Implicazioni della sentenza
L’ordinanza della Corte di Cassazione ribadisce dunque un principio fondamentale: il licenziamento disciplinare per giusta causa è legittimo quando la condotta del lavoratore, anche se avvenuta durante un periodo di malattia, viola in modo grave gli obblighi contrattuali di diligenza e fedeltà, mettendo a rischio il rapporto fiduciario con il datore di lavoro. La decisione sottolinea l’importanza per i lavoratori di mantenere un comportamento improntato alla correttezza e alla buona fede, anche durante l’assenza per malattia, evitando qualsiasi attività che possa essere percepita come una violazione degli obblighi contrattuali.
Questo orientamento giurisprudenziale offre ai datori di lavoro una tutela importante contro comportamenti scorretti o ingannevoli da parte dei dipendenti, ribadendo al contempo la centralità della fiducia reciproca nel rapporto di lavoro. Inoltre, la sentenza serve da monito ai lavoratori, richiamando l’attenzione sull’importanza di una comunicazione tempestiva e trasparente con il datore di lavoro, soprattutto in situazioni delicate come quelle legate alla malattia.
Conclusione
In conclusione, l’ordinanza n. 21766 del 2 agosto 2024 della Corte di Cassazione conferma la legittimità del licenziamento disciplinare per giusta causa nei confronti di un lavoratore che, durante un periodo di malattia, svolge attività compatibili con il proprio lavoro senza darne comunicazione al datore di lavoro.
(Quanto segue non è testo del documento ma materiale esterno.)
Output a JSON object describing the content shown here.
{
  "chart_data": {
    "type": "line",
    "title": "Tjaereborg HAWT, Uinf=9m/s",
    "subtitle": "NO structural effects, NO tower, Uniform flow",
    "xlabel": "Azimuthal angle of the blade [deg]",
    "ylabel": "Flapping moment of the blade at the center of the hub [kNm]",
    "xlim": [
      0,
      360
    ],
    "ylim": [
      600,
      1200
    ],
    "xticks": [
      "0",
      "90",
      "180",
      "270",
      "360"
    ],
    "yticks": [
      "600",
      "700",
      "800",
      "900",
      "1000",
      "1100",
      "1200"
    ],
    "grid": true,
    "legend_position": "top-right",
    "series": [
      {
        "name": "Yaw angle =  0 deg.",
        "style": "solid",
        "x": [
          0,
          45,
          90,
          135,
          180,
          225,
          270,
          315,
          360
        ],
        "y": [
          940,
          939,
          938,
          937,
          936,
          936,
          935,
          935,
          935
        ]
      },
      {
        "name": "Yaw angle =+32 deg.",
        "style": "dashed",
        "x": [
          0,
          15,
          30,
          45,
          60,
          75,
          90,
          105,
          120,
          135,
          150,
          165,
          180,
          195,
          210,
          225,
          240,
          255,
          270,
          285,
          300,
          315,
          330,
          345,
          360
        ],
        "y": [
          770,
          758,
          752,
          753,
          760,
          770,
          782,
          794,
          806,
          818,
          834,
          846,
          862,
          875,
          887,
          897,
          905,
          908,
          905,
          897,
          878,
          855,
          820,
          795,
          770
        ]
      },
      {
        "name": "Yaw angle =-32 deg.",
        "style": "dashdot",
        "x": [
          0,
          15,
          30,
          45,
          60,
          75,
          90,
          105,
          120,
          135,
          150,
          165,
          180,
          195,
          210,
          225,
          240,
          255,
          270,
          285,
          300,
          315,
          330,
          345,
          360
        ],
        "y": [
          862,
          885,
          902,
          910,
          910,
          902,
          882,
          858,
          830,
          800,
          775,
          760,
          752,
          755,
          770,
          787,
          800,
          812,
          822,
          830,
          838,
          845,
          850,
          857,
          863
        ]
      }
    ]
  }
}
La sentenza ribadisce l’importanza del rispetto degli obblighi contrattuali di diligenza, fedeltà e leale collaborazione, che devono essere osservati anche durante l’assenza per malattia, pena la compromissione del rapporto fiduciario e la conseguente giustificazione del licenziamento per giusta causa.
La stessa sentenza ribadisce la validità degli accertamenti investigativi privati del datore di lavoro che assume un investigatore privato per controllare i comportamenti del lavoratore in malattia.